Por otra parte, no sólo las enfermedades inciden en la calidad de vida. Otros aspectos como la disminución de la fuerza, la capacidad para realizar tareas diarias, la reducción de la movilidad y la posible pérdida de rendimiento cognitivo, entendido como aquella facultad para procesar información a partir de la percepción. Estos, son elementos que también se han podido vincular con la inactividad física.

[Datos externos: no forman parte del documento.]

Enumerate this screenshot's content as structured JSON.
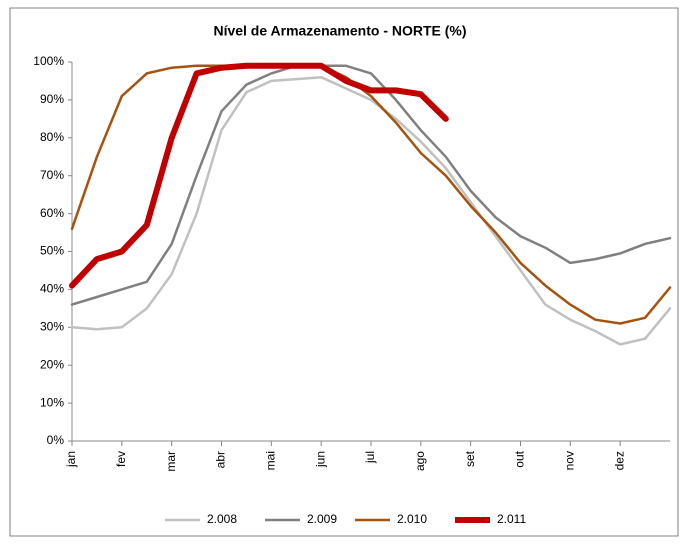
{
  "chart_data": {
    "type": "line",
    "title": "Nível de Armazenamento - NORTE (%)",
    "x": [
      0,
      0.5,
      1,
      1.5,
      2,
      2.5,
      3,
      3.5,
      4,
      4.5,
      5,
      5.5,
      6,
      6.5,
      7,
      7.5,
      8,
      8.5,
      9,
      9.5,
      10,
      10.5,
      11,
      11.5,
      12
    ],
    "xlim": [
      0,
      12
    ],
    "xticks": [
      {
        "value": 0,
        "label": "jan"
      },
      {
        "value": 1,
        "label": "fev"
      },
      {
        "value": 2,
        "label": "mar"
      },
      {
        "value": 3,
        "label": "abr"
      },
      {
        "value": 4,
        "label": "mai"
      },
      {
        "value": 5,
        "label": "jun"
      },
      {
        "value": 6,
        "label": "jul"
      },
      {
        "value": 7,
        "label": "ago"
      },
      {
        "value": 8,
        "label": "set"
      },
      {
        "value": 9,
        "label": "out"
      },
      {
        "value": 10,
        "label": "nov"
      },
      {
        "value": 11,
        "label": "dez"
      }
    ],
    "ylim": [
      0,
      100
    ],
    "yticks": [
      {
        "value": 0,
        "label": "0%"
      },
      {
        "value": 10,
        "label": "10%"
      },
      {
        "value": 20,
        "label": "20%"
      },
      {
        "value": 30,
        "label": "30%"
      },
      {
        "value": 40,
        "label": "40%"
      },
      {
        "value": 50,
        "label": "50%"
      },
      {
        "value": 60,
        "label": "60%"
      },
      {
        "value": 70,
        "label": "70%"
      },
      {
        "value": 80,
        "label": "80%"
      },
      {
        "value": 90,
        "label": "90%"
      },
      {
        "value": 100,
        "label": "100%"
      }
    ],
    "grid": false,
    "legend": "bottom",
    "series": [
      {
        "name": "2.008",
        "color": "#c0c0c0",
        "width": 2.5,
        "values": [
          30,
          29.5,
          30,
          35,
          44,
          60,
          82,
          92,
          95,
          95.5,
          96,
          93,
          90,
          85,
          79,
          72,
          63,
          54,
          45,
          36,
          32,
          29,
          25.5,
          27,
          35
        ]
      },
      {
        "name": "2.009",
        "color": "#808080",
        "width": 2.5,
        "values": [
          36,
          38,
          40,
          42,
          52,
          70,
          87,
          94,
          97,
          99,
          99,
          99,
          97,
          90,
          82,
          75,
          66,
          59,
          54,
          51,
          47,
          48,
          49.5,
          52,
          53.5
        ]
      },
      {
        "name": "2.010",
        "color": "#a5530f",
        "width": 2.5,
        "values": [
          56,
          75,
          91,
          97,
          98.5,
          99,
          99,
          99,
          99,
          99,
          99,
          96,
          91,
          84,
          76,
          70,
          62,
          55,
          47,
          41,
          36,
          32,
          31,
          32.5,
          40.5
        ]
      },
      {
        "name": "2.011",
        "color": "#c00000",
        "width": 6,
        "values": [
          41,
          48,
          50,
          57,
          80,
          97,
          98.5,
          99,
          99,
          99,
          99,
          95,
          92.5,
          92.5,
          91.5,
          85,
          null,
          null,
          null,
          null,
          null,
          null,
          null,
          null,
          null
        ]
      }
    ]
  }
}
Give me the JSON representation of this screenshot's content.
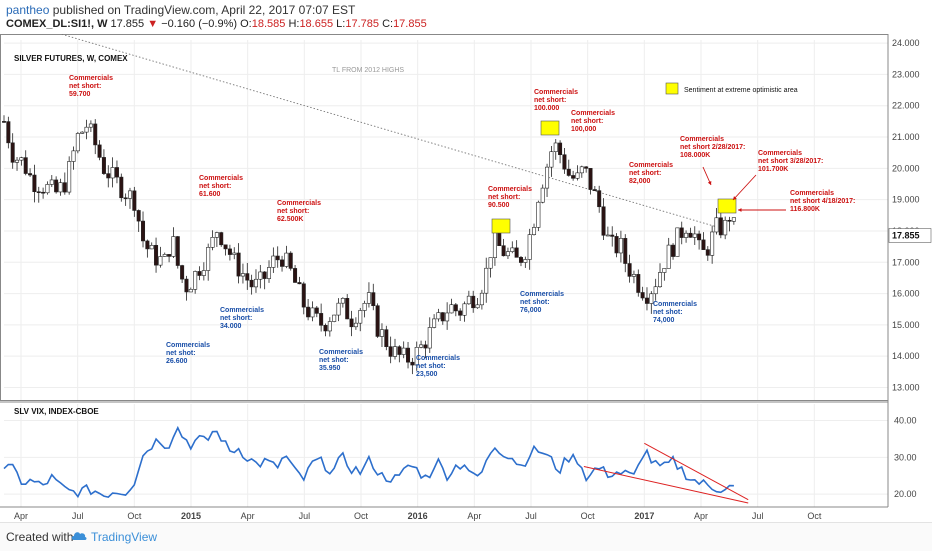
{
  "header": {
    "user": "pantheo",
    "published": "published on TradingView.com, April 22, 2017 07:07 EST",
    "symbol": "COMEX_DL:SI1!, W",
    "last": "17.855",
    "change": "−0.160 (−0.9%)",
    "o_label": "O:",
    "o_value": "18.585",
    "h_label": "H:",
    "h_value": "18.655",
    "l_label": "L:",
    "l_value": "17.785",
    "c_label": "C:",
    "c_value": "17.855"
  },
  "footer": {
    "created_with": "Created with",
    "brand": "TradingView"
  },
  "colors": {
    "up": "#ffffff",
    "down": "#2b1313",
    "wick": "#222222",
    "annot_red": "#cc1111",
    "annot_blue": "#1a4fa8",
    "vix_line": "#2d6fcc",
    "trend_red": "#dd2222",
    "highlight": "#ffff00",
    "grid": "#eeeeee"
  },
  "chart_data": [
    {
      "type": "candlestick",
      "title": "SILVER FUTURES, W, COMEX",
      "ylim": [
        12.6,
        24.1
      ],
      "y_ticks": [
        "13.000",
        "14.000",
        "15.000",
        "16.000",
        "17.000",
        "18.000",
        "19.000",
        "20.000",
        "21.000",
        "22.000",
        "23.000",
        "24.000"
      ],
      "y_tick_values": [
        13,
        14,
        15,
        16,
        17,
        18,
        19,
        20,
        21,
        22,
        23,
        24
      ],
      "last_price_label": "17.855",
      "last_price": 17.855,
      "x_ticks": [
        "Apr",
        "Jul",
        "Oct",
        "2015",
        "Apr",
        "Jul",
        "Oct",
        "2016",
        "Apr",
        "Jul",
        "Oct",
        "2017",
        "Apr",
        "Jul",
        "Oct"
      ],
      "x_tick_months": [
        3,
        6,
        9,
        12,
        15,
        18,
        21,
        24,
        27,
        30,
        33,
        36,
        39,
        42,
        45
      ],
      "x_range_months": [
        2.1,
        48.9
      ],
      "trendline_label": "TL FROM 2012 HIGHS",
      "trendline": [
        [
          0.0,
          25.2
        ],
        [
          40.0,
          18.1
        ]
      ],
      "legend_text": "Sentiment at extreme optimistic area",
      "anchors": [
        [
          2.1,
          21.5
        ],
        [
          2.6,
          20.4
        ],
        [
          3.1,
          20.2
        ],
        [
          3.6,
          19.6
        ],
        [
          4.3,
          19.4
        ],
        [
          4.9,
          19.2
        ],
        [
          5.4,
          19.6
        ],
        [
          6.0,
          21.0
        ],
        [
          6.5,
          21.4
        ],
        [
          6.9,
          20.8
        ],
        [
          7.4,
          20.0
        ],
        [
          8.0,
          19.6
        ],
        [
          8.6,
          19.2
        ],
        [
          9.0,
          19.0
        ],
        [
          9.5,
          17.6
        ],
        [
          10.0,
          17.2
        ],
        [
          10.6,
          17.0
        ],
        [
          11.0,
          17.8
        ],
        [
          11.4,
          16.6
        ],
        [
          11.8,
          16.2
        ],
        [
          12.2,
          16.6
        ],
        [
          12.6,
          17.0
        ],
        [
          13.0,
          17.4
        ],
        [
          13.4,
          18.1
        ],
        [
          13.8,
          17.6
        ],
        [
          14.3,
          17.0
        ],
        [
          14.8,
          16.6
        ],
        [
          15.3,
          16.2
        ],
        [
          15.8,
          16.4
        ],
        [
          16.3,
          17.0
        ],
        [
          16.8,
          17.2
        ],
        [
          17.2,
          16.8
        ],
        [
          17.6,
          16.2
        ],
        [
          18.0,
          15.6
        ],
        [
          18.5,
          15.2
        ],
        [
          19.0,
          15.0
        ],
        [
          19.5,
          15.4
        ],
        [
          20.0,
          15.6
        ],
        [
          20.5,
          15.2
        ],
        [
          21.0,
          15.6
        ],
        [
          21.4,
          15.8
        ],
        [
          21.8,
          15.0
        ],
        [
          22.2,
          14.6
        ],
        [
          22.6,
          14.2
        ],
        [
          23.0,
          14.0
        ],
        [
          23.4,
          13.9
        ],
        [
          23.8,
          14.0
        ],
        [
          24.2,
          14.3
        ],
        [
          24.7,
          14.8
        ],
        [
          25.2,
          15.2
        ],
        [
          25.7,
          15.6
        ],
        [
          26.2,
          15.4
        ],
        [
          26.7,
          15.8
        ],
        [
          27.2,
          16.0
        ],
        [
          27.6,
          16.6
        ],
        [
          28.0,
          17.8
        ],
        [
          28.4,
          17.4
        ],
        [
          28.9,
          17.2
        ],
        [
          29.3,
          17.0
        ],
        [
          29.7,
          17.4
        ],
        [
          30.1,
          18.2
        ],
        [
          30.4,
          19.2
        ],
        [
          30.8,
          20.0
        ],
        [
          31.2,
          20.8
        ],
        [
          31.6,
          20.4
        ],
        [
          32.0,
          19.8
        ],
        [
          32.4,
          19.6
        ],
        [
          32.8,
          20.0
        ],
        [
          33.2,
          19.4
        ],
        [
          33.6,
          18.8
        ],
        [
          34.0,
          17.8
        ],
        [
          34.4,
          17.4
        ],
        [
          34.7,
          17.6
        ],
        [
          35.0,
          17.0
        ],
        [
          35.4,
          16.6
        ],
        [
          35.8,
          16.2
        ],
        [
          36.2,
          16.0
        ],
        [
          36.6,
          16.4
        ],
        [
          37.0,
          17.0
        ],
        [
          37.4,
          17.4
        ],
        [
          37.8,
          17.8
        ],
        [
          38.2,
          18.2
        ],
        [
          38.6,
          18.0
        ],
        [
          39.0,
          17.2
        ],
        [
          39.3,
          17.4
        ],
        [
          39.6,
          17.8
        ],
        [
          39.9,
          18.2
        ],
        [
          40.2,
          18.0
        ],
        [
          40.5,
          18.5
        ],
        [
          40.9,
          17.855
        ]
      ],
      "annotations": [
        {
          "lines": [
            "Commercials",
            "net short:",
            "59.700"
          ],
          "color": "red"
        },
        {
          "lines": [
            "Commercials",
            "net short:",
            "61.600"
          ],
          "color": "red"
        },
        {
          "lines": [
            "Commercials",
            "net short:",
            "62.500K"
          ],
          "color": "red"
        },
        {
          "lines": [
            "Commercials",
            "net short:",
            "90.500"
          ],
          "color": "red"
        },
        {
          "lines": [
            "Commercials",
            "net short:",
            "100.000"
          ],
          "color": "red"
        },
        {
          "lines": [
            "Commercials",
            "net short:",
            "100,000"
          ],
          "color": "red"
        },
        {
          "lines": [
            "Commercials",
            "net short:",
            "82,000"
          ],
          "color": "red"
        },
        {
          "lines": [
            "Commercials",
            "net short 2/28/2017:",
            "108.000K"
          ],
          "color": "red"
        },
        {
          "lines": [
            "Commercials",
            "net short 3/28/2017:",
            "101.700K"
          ],
          "color": "red"
        },
        {
          "lines": [
            "Commercials",
            "net short 4/18/2017:",
            "116.800K"
          ],
          "color": "red"
        },
        {
          "lines": [
            "Commercials",
            "net short:",
            "34.000"
          ],
          "color": "blue"
        },
        {
          "lines": [
            "Commercials",
            "net shot:",
            "26.600"
          ],
          "color": "blue"
        },
        {
          "lines": [
            "Commercials",
            "net shot:",
            "35.950"
          ],
          "color": "blue"
        },
        {
          "lines": [
            "Commercials",
            "net shot:",
            "23,500"
          ],
          "color": "blue"
        },
        {
          "lines": [
            "Commercials",
            "net shot:",
            "76,000"
          ],
          "color": "blue"
        },
        {
          "lines": [
            "Commercials",
            "net shot:",
            "74,000"
          ],
          "color": "blue"
        }
      ]
    },
    {
      "type": "line",
      "title": "SLV VIX, INDEX-CBOE",
      "ylim": [
        16.5,
        44.5
      ],
      "y_ticks": [
        "20.00",
        "30.00",
        "40.00"
      ],
      "y_tick_values": [
        20,
        30,
        40
      ],
      "anchors": [
        [
          2.1,
          27.5
        ],
        [
          2.6,
          26.5
        ],
        [
          3.1,
          23.0
        ],
        [
          3.6,
          23.5
        ],
        [
          4.1,
          22.0
        ],
        [
          4.6,
          24.5
        ],
        [
          5.1,
          22.0
        ],
        [
          5.6,
          20.5
        ],
        [
          6.2,
          20.8
        ],
        [
          6.8,
          21.2
        ],
        [
          7.4,
          19.8
        ],
        [
          8.0,
          21.0
        ],
        [
          8.5,
          20.5
        ],
        [
          9.0,
          23.5
        ],
        [
          9.4,
          30.0
        ],
        [
          9.8,
          33.0
        ],
        [
          10.3,
          35.0
        ],
        [
          10.8,
          33.0
        ],
        [
          11.2,
          38.5
        ],
        [
          11.6,
          35.5
        ],
        [
          12.0,
          33.5
        ],
        [
          12.4,
          35.0
        ],
        [
          12.8,
          34.0
        ],
        [
          13.2,
          37.5
        ],
        [
          13.6,
          35.5
        ],
        [
          14.0,
          31.5
        ],
        [
          14.5,
          32.5
        ],
        [
          15.0,
          30.0
        ],
        [
          15.5,
          28.0
        ],
        [
          16.0,
          29.0
        ],
        [
          16.5,
          27.0
        ],
        [
          17.0,
          30.5
        ],
        [
          17.5,
          26.0
        ],
        [
          18.0,
          24.0
        ],
        [
          18.5,
          29.0
        ],
        [
          19.0,
          28.5
        ],
        [
          19.5,
          26.0
        ],
        [
          20.0,
          30.0
        ],
        [
          20.5,
          27.0
        ],
        [
          21.0,
          26.0
        ],
        [
          21.5,
          29.5
        ],
        [
          22.0,
          25.0
        ],
        [
          22.5,
          24.5
        ],
        [
          23.0,
          24.0
        ],
        [
          23.5,
          28.0
        ],
        [
          24.0,
          26.5
        ],
        [
          24.5,
          24.0
        ],
        [
          25.0,
          29.5
        ],
        [
          25.5,
          25.0
        ],
        [
          26.0,
          27.5
        ],
        [
          26.5,
          28.5
        ],
        [
          27.0,
          24.0
        ],
        [
          27.5,
          26.5
        ],
        [
          28.0,
          33.5
        ],
        [
          28.5,
          31.5
        ],
        [
          29.0,
          30.0
        ],
        [
          29.5,
          27.5
        ],
        [
          30.0,
          31.5
        ],
        [
          30.5,
          32.0
        ],
        [
          31.0,
          29.5
        ],
        [
          31.5,
          26.5
        ],
        [
          32.0,
          30.0
        ],
        [
          32.5,
          29.5
        ],
        [
          33.0,
          24.0
        ],
        [
          33.5,
          27.5
        ],
        [
          34.0,
          25.5
        ],
        [
          34.5,
          26.0
        ],
        [
          35.0,
          25.5
        ],
        [
          35.5,
          24.5
        ],
        [
          36.0,
          32.5
        ],
        [
          36.5,
          28.0
        ],
        [
          37.0,
          27.0
        ],
        [
          37.5,
          29.0
        ],
        [
          38.0,
          26.5
        ],
        [
          38.5,
          24.0
        ],
        [
          39.0,
          23.0
        ],
        [
          39.5,
          22.0
        ],
        [
          40.0,
          21.5
        ],
        [
          40.4,
          22.0
        ],
        [
          40.9,
          21.5
        ]
      ],
      "trend_upper": [
        [
          36.0,
          33.8
        ],
        [
          41.5,
          18.5
        ]
      ],
      "trend_lower": [
        [
          32.8,
          27.5
        ],
        [
          41.5,
          17.6
        ]
      ]
    }
  ]
}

Los dos principales factores que intervienen y determinan el estado de salud de las personas son las características genéticas y el estilo de vida adoptado. Estos son definidos como procesos sociales, hábitos, conductas y comportamientos que conllevan a satisfacer necesidades. Un bajo rendimiento deportivo o incluso la predisposición a enfermedades tienen una alta base genética, pero es el estilo de vida del individuo el factor clave que determinará su desarrollo.

En este sentido exponemos los factores nocivos que determinan si el estilo de vida es saludable o no.

• Consumo de sustancias tóxicas.

• Dieta.

• Estrés laboral.

• Sedentarismo.
• Sueño.

• Recreación y descanso.

• Ejercicio físico.

Dos de los principales factores modificables que determinarán el estilo de vida del individuo son el ejercicio (actividad que mejora la aptitud física) y la nutrición (aprovechamiento de nutrientes para desarrollar actividad).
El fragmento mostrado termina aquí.